Video Link: https://youtu.be/rFESX6tGl98
In this episode, Mohnish Pabrai was asked how many stocks are on his radar at any given time?
In this episode, you’ll learn:
What's the difference between Ben Graham and Charlie Munger?
Why Mohnish Pabrai think it is a good idea to have a stock watchlist?
To check out all Collection: Mohnish Pabrai <click here>
AUDIENCE MEMBER 00:00
(Stocks) Prices fluctuating every day. And you’re kind of watching, you want them to hit your value I assume, how many stocks are on the radar at any given time?
MOHNISH PABRAI 00:11
That’s not how I run my life. (Laugh)
So you know, the funny thing is that I always say this story that Ben Graham would go into a grocery store and he would look for what was the biggest discounted item and then he would buy that and come out. And Charlie Munger will go into a grocery store and he will look for what he loves and then he will keep going back every day till what he loves is on sale and then he’ll buy it and come out. And clearly the Munger approach is I think superior.
And so when I mentioned this a few months back at Columbia Business School, one of the students asked me exactly what you asked me, which is you know, do you have – somewhat differently than you ask me – do you ever think a list of things that you love that you’re watching?
And I felt very sheepish and telling him that I didn’t have such a list and then actually what I did after I came back is I said, you know what I’m going to prepare such a list because such a list is actually a very good idea.
So I put together and it’s not finished yet, I put together a list of businesses that I truly admire, really great businesses. Now, they may not likely be at prices that I’m interested in.
So I’m at the stage where I got – I would say probably I think that list will be a living breathing list, but I probably have 80-90% of what might come into it in the next year or two, for example, already on that list.

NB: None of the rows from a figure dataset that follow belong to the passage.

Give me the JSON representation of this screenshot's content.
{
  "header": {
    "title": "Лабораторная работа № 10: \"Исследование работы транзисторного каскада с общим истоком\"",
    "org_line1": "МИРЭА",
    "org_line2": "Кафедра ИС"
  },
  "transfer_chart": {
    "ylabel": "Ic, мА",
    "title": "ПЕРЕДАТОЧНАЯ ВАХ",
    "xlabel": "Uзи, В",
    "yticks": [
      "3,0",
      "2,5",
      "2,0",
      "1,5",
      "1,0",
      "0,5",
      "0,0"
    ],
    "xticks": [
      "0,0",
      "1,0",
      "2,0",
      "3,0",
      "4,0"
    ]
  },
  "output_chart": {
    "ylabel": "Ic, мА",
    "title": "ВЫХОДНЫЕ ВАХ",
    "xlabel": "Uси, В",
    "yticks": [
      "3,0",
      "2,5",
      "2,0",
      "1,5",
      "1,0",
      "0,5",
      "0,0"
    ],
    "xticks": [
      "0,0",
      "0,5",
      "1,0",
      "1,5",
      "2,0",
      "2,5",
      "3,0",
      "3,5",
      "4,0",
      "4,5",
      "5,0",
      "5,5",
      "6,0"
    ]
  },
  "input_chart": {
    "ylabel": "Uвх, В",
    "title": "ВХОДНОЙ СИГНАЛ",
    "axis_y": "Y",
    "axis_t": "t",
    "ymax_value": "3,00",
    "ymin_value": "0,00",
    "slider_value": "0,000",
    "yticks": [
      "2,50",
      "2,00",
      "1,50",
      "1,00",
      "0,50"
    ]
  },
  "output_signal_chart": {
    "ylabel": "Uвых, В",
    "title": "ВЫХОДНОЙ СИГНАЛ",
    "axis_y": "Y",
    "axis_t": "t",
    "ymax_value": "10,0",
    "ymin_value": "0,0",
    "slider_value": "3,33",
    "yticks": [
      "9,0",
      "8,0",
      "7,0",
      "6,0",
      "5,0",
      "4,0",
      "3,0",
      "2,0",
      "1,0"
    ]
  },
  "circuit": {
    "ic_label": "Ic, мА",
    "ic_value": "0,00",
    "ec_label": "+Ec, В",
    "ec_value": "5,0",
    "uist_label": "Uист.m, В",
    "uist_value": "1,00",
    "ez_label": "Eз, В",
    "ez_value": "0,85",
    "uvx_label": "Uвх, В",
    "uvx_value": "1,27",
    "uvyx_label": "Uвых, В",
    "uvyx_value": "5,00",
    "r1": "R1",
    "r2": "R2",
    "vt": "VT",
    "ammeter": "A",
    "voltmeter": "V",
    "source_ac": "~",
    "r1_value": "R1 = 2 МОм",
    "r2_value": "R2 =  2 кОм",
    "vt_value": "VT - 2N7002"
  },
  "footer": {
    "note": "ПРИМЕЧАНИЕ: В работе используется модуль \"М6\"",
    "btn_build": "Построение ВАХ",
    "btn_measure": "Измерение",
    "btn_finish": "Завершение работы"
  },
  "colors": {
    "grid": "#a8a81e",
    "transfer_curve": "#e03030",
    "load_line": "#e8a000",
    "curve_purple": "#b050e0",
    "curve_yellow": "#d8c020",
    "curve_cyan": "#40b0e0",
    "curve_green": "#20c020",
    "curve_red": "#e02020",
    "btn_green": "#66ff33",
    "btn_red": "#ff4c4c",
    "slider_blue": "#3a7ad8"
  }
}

I haven’t gone through the motion of actually going through it versus present prices, what I was going to do is – one of the those things, either automated with the like of Capital IQ feed or something where I can pull triggers in, which is not my normal modus operandi or the second is that when there’s dislocations then go in.
And actually I missed one, so for example, February 8th, I was actually in India on February 8th, but February 8th was a great day to buy a few things because we had some – just for a couple of days when the indices really tanked and a lot of things tanked a decent amount.
And actually looking back there were things at that point at prices that I would like to buy now, but they’re not at those prices anymore and so I missed it. And part of the reason I missed it is because I wasn’t paying as close attention as I should.
So we will get there what you’re suggesting but I don’t want to spend my – it’s not my temperament to spend my days looking at screens. What I would prefer is to have that setup and maybe kind of once a week or something just take a quick look at, you know, how far off things are from being more interesting in terms of buy and so on.
And the second thing that I want to get better at which is part of the reason for the Coke presentation is that there are these businesses where they are fantastic businesses when they get paired with fantastic managers if the runways are big even at a not an obviously cheap price, those can be great things to buy.
And that’s a lesson that has not been seared in because I’m a bargain hunter and so I need to sear in the lesson that you pay up sometimes and then take it from there.